Уже на следующий день возмутителя спокойствия заключили под стражу и допросили. Это был в высшей степени удачный экземпляр черносотенного попа: проповедник, монархист, упрямый и наивный одновременно. У него дома обнаружился ворох статеек, отпечатанных в последние годы в разных издательствах, каждой из которых хватило бы на то, чтобы закатать ему высшую меру. Но Хацкелееву не нужен был один поп – ему нужен был громкий процесс, разоблачение организации…

– Товарищи! – торжественно сказал Гринь, сверкая черными глазами за огромными линзами очков. – Как представитель обвинения я должен зачитать обвинительный акт… И я его зачитаю, товарищи! Но сначала я скажу честно, потому что наболело. Над процессом работала целая бригада, и некоторые товарищи – я не буду называть их имена – еще не закалены в классовой борьбе! Все это казуистика, что они тут понаписали, может быть, и нужная, но… Ну, какой такой акт нам еще нужен! Вы можете просто повернуть голову налево и увидеть этих, с позволения сказать, пастырей, которые сидят в черных рясах и с крестами на шее. Они даже не пытаются скрыть своего буржуазного происхождения! Таким не место среди нас, товарищи!

Слушая выступление Гриня, Хацкелеев ловил себя на чувстве неловкости, чуть ли не стыда за происходящее… Топорная все-таки вышла работа. Ни одного нормального свидетеля, мотивировки – как в бульварном романе! Конечно, судьи вынесут правильный приговор, но как посмотрят на это в центре?

В чем-то Хацкелеев был согласен с коллегой по обвинению. Он и правда развел такую казуистику, чтобы привлечь к делу как можно больше народу, что сам себе удивлялся. Но Гринь не разделял его методов и на резонное замечание:

«Нельзя же человека посадить только за то, что он поп?!» – недоуменно спрашивал: «Почему?»
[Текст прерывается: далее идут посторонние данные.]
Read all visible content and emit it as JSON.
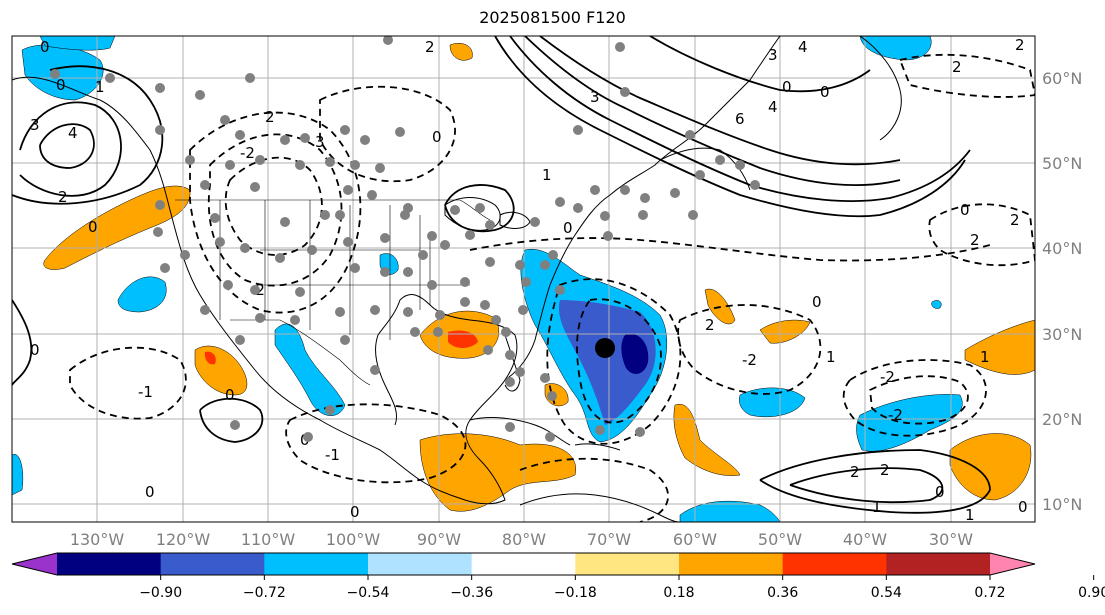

– А суть в том, товарищи, – продолжал ораторствовать Гринь, – что пока молодая советская страна, напрягая все силы, борется с белогвардейской заразой, тут, в тылу, у нас за спиной творятся темные дела. Этот поп, этот темный поп! Такой темный, товарищи, даже не верится… Он заливается крокодиловыми слезами и служит панихиды по… кровопийце… по Николаю Второму! И призвал паству к вооруженному восстанию!

– Вранье! – кто-то крикнул с места, и зал взорвался криками.

«Интересно, что там такое?» – вяло подумал Хацкелеев. Он, как и все находившиеся на сцене, не видел того, что происходило внизу, в зале.

– Тишина в зале! – грозно крикнул Трухляев, обращаясь к невидимым зрителям. – Все ли свидетели на месте?

Хацкелеев, как и подсудимые, не мог их видеть, но представлял: вот благообразный отец Димитрий Крылатов, вот измученная тревогой за мужа Варвара Ильинична, толстый, что твой буржуй, хотя никакой он не буржуй, а просто ломовой извозчик, Иван Антонович Всемирный, старая баба Маня – Мария Александровна Филинова, девочка Ксюша Баринова – вечно испуганная, с тонким голоском и тонкой же рыжей косичкой, Егор Пшеницын четырнадцати лет, из приюта, который содержал Платанов.

И еще было множество народу, говорившего ему во время предварительного следствия примерно одно и то же. Теперь все они ожидали своего выхода на сцену в представлении под названием «открытый судебный процесс над священством города С.».